IŞİD’in saldırdığı bölgelerde Kürdlerin çektiği çilede Washington’ın, Londra’nın, Ankara’nın ve İsrail’in gördüğü tek çıkar, bu güçlerin bölgede uyguladıkları kendi ölüm saçan siyasetlerini gizleyecek ceset yığınları oluşturmak. Oysa cümle âlem biliyor ki, bu küresel veya bölgesel güçlerden birinin sahadaki her ilerleyişi Kürdlerin zararınadır.

Riyakârlık sınır mınır tanımıyor. Örneğin 1991’de Başkanı George HW Bush, Kuzey Irak’taki Kürdleri I. Körfez Savaşı bitiminde Saddam Hüseyin’e karşı ayaklanma konusunda teşvik etmişti.

Türk ordusunun baskılarının iyice yoğunlaştığı dönemde Kürdlerin içine düştüğü zor duruma dair aynı Bush şunu söylemişti: “(Irak’ta Saddam’a karşı savaşan) iyi Kürdler var, bir de (bizim NATO’daki müttefikimiz Türkiye’de savaşan) kötü Kürdler var.”

PKK gibi, Türkiye’deki “kötü” Kürdlerin kitle örgütleri, ABD, Britanya ve Avustralya’da hâlâ yasaklı. Hepsi de yıllardır yasağı, PKK bağımsızlık konusunda teslim olup, Kürd halkının umutlarına ihanet ettiği takdirde kaldıracağını söylüyor. PKK ise onlarca yıldır bu talebi her daim reddediyor.

On yıldan fazla bir süre önce, ilk başbakan seçildiği dönemde Erdoğan, barış sürecinden, politik uzlaşmadan, PKK’ye ve Türkiye’nin doğusundaki Kürd bölgelerinde bulunan diğer militanlara karşı yürütülen savaşı bitirmekten söz etmişti.

Tutsak olan PKK lideri Abdullah Öcalan bir süreç başlattı, ateşkes ilân etti ve mevcut Türk devleti dâhilinde Kürdler için eşit haklardan bahsederken, bağımsız devlet arzusunu önkoşul olarak sunmayacağını, çatışma sürecini askerî niteliğinden arındıracağını söyledi. Son iki yıldır eski başbakan, şimdinin cumhurbaşkanı Erdoğan söz konusu süreci terk etti.

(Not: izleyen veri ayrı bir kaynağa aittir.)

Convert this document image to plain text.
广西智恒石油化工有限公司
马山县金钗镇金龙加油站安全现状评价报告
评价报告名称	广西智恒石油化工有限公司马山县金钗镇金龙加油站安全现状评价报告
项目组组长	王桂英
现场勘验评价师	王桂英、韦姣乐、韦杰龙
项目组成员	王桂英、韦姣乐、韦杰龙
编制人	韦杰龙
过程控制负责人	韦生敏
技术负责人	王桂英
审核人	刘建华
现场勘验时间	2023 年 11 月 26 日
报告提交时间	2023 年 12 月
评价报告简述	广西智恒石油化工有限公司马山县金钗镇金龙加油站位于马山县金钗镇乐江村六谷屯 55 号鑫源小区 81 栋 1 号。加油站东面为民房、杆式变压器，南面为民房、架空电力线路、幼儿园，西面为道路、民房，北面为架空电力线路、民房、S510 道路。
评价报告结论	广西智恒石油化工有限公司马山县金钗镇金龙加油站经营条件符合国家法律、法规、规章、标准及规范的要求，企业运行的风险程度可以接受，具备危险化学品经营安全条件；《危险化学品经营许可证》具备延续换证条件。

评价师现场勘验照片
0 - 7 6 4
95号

Ordunun üst komutası içerisinde kendisine yönelik bir darbe girişimi ile yüzleşmiş olan İslamcı lider, Türk devletinin en gerici unsurlarının eski, kanlı siyasetine geri döndü. Kürd meselesine askerî çözümü dayatmaya dönük bu nafile gayret, bölgede daha çok kan akmasına neden olacak.

ABD öncülüğünde Irak ve Suriye’ye atılan bombalar Kürdleri kurtarmayacak. Batı’nın siyaseti, ordusu ve silâhları Kürdleri kurtarmak için gelmedi bölgeye.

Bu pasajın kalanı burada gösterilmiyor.